Perhaps the problem the millenial generation has with the Church isn't the Church itself. Maybe it's the way the Church is lived out- or perhaps the fact that sometimes it doesn't seem like it's being lived out at all.
Let's be honest- our generation can smell bullshit from a mile away. And we've been disillusioned by more than one institution. We were raised by a generation that bought on credit and helped set up the economic crisis we all now face, including those ungodly student loan debts and a shattered housing market. We know our politicians lie to us- almost without exception. We've watched the right- and left-wings of the political spectrum polarize during our lifetime. We know how the rest of the world views the U.S.
And we know how many people in the U.S. view the Church. I remember realizing at some point in high school that the biblical fundamentalists and literalists were becoming the loud, angry voice of Christianity in America. And I feel like we let that happen. The "mainline" voices couldn't be heard over the din of uberconservative flag- wavers and Bible-bashers, hating on strong women, gays and lesbians, racial minorities, and anybody who doesn't agree with their Christamerican politico-religious bent. And sadly, we as a generation watched as our nation came to view that as the Church, and many of us ran far, far away.
But we as a generation are not ignorant of the Good News of Jesus Christ. Many among us, even in the "unchurched" crowd, are aware of who Jesus is and what he taught. We know he preached grace and mercy, love and forgiveness. We know he healed the sick, ate with sinners, and didn't judged other people based on what they looked like or where they came from.
But we see the Church doing it. We see it even among our "progressive" denominations.
You're either one of us, or you're not. You belong to this community, or you don't. You either conform to the mold and like it, or you get the hell out. If your skin color, political viewpoint, or sexual orientation make you seem "different," or if the questions and ideas you come with put you at odds with the church- well, that sucks for you. Because you won't find any open arms or answers to your tough questions inside the walls of far too many Church buildings.
But what if we changed all that? What if maybe, just maybe, we accepted that many of us in the Church act more like the religious leaders Jesus challenged than Jesus himself? What if we openly, continually acknowledged that we are all sinners in need of God's grace? What if we reflected that grace out into the world and offered the same loving embrace to others that Jesus offers us? What if we started living like we're Christ's body in the world and stopped putting so much stock in "the way it's always been?"

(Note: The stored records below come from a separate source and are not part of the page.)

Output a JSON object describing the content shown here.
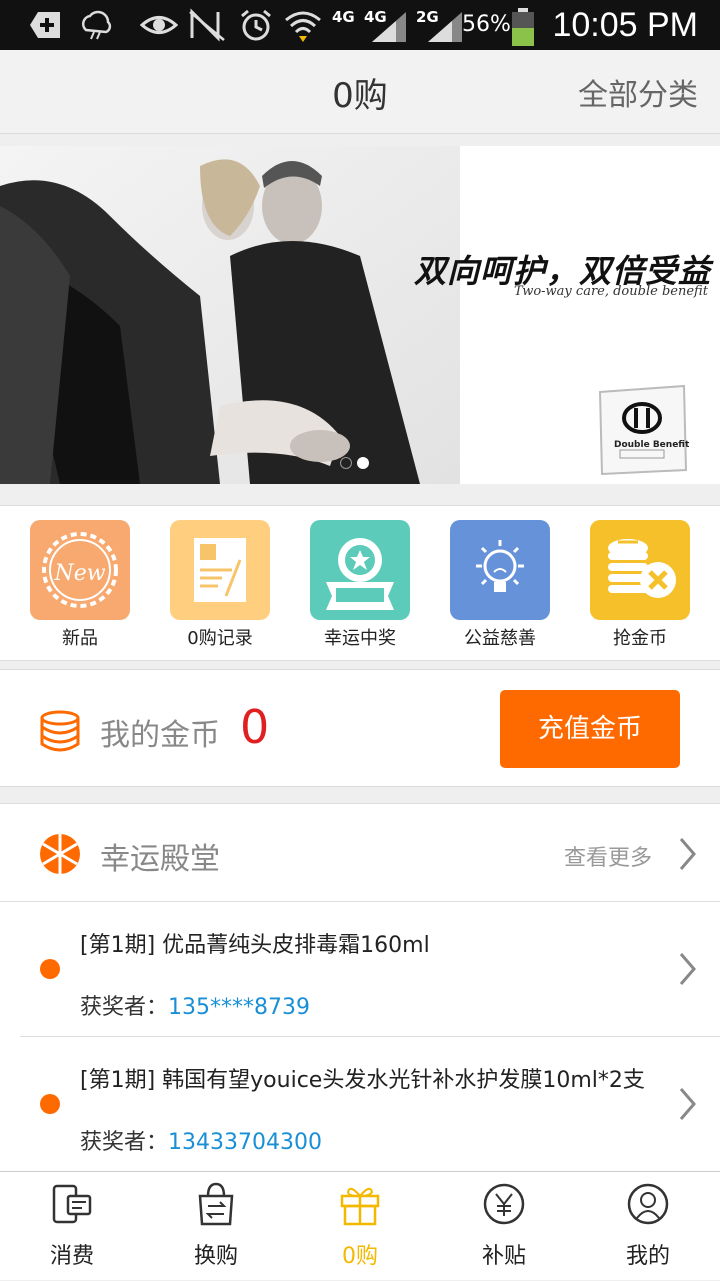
{
  "status_bar": {
    "time": "10:05 PM",
    "battery_percent": "56%",
    "net_1": "4G",
    "net_2": "4G",
    "net_3": "2G",
    "icons": [
      "add-icon",
      "weather-icon",
      "eye-icon",
      "no-signal-icon",
      "alarm-icon",
      "wifi-icon",
      "signal-icon",
      "battery-icon"
    ]
  },
  "header": {
    "title": "0购",
    "all_categories": "全部分类"
  },
  "banner": {
    "slogan": "双向呵护，双倍受益",
    "subtitle": "Two-way care, double benefit",
    "brand": "Double Benefit",
    "slide_count": 2,
    "active_slide": 2
  },
  "categories": [
    {
      "label": "新品",
      "icon": "new-badge-icon",
      "color": "#f7a96f"
    },
    {
      "label": "0购记录",
      "icon": "document-icon",
      "color": "#ffcf7f"
    },
    {
      "label": "幸运中奖",
      "icon": "award-icon",
      "color": "#5ccbb9"
    },
    {
      "label": "公益慈善",
      "icon": "lightbulb-icon",
      "color": "#6592d8"
    },
    {
      "label": "抢金币",
      "icon": "coins-icon",
      "color": "#f6c02a"
    }
  ],
  "coins": {
    "label": "我的金币",
    "count": "0",
    "recharge_button": "充值金币",
    "accent": "#ff6a00"
  },
  "lucky_hall": {
    "title": "幸运殿堂",
    "more": "查看更多",
    "items": [
      {
        "name": "[第1期] 优品菁纯头皮排毒霜160ml",
        "winner_label": "获奖者：",
        "winner": "135****8739"
      },
      {
        "name": "[第1期] 韩国有望youice头发水光针补水护发膜10ml*2支",
        "winner_label": "获奖者：",
        "winner": "13433704300"
      }
    ]
  },
  "bottom_nav": [
    {
      "label": "消费",
      "icon": "phone-card-icon",
      "active": false
    },
    {
      "label": "换购",
      "icon": "shopping-bag-icon",
      "active": false
    },
    {
      "label": "0购",
      "icon": "gift-icon",
      "active": true
    },
    {
      "label": "补贴",
      "icon": "yen-icon",
      "active": false
    },
    {
      "label": "我的",
      "icon": "user-icon",
      "active": false
    }
  ]
}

Because guess what? There's one thing about the millenial generation that does ring true: We're done with the way it's always been. Not that we don't love tradition and the ancient rites of the Church- contrary to popular belief, many of us are drawn to them. We're just done with the bullshit. We're tired of people saying one thing and doing another ALL THE TIME. We're sick of people trying to tell us how godly they are when their speech and behavior are so far from God that Jesus Christ is hardly recognizable in their daily lives.
We want none of this.
What we want is authentic, loving, grace-filled communities. We want to hear the Good News proclaimed and see it lived out among God's people. We want to see the Body of Christ embracing all people just as they are- just as Jesus does. We want to see the Church care more about the poor and the immigrant and the downtrodden than people with money getting their own way. That's what we want; that's what we need.
And it's what the Church needs.
We're not done with God, Jesus, or the gospel. We're just done with God's people being disingenuous.
People of God, Body of Christ, Church- hear my prayer: Receive God's offer of grace to become more like Jesus Christ, the one who died for us. Be his presence here on earth. Show his love and grace to the world. Because neither the millenials nor the the world are done with the Gospel. We just need to see it in action and feel its impact in our lives.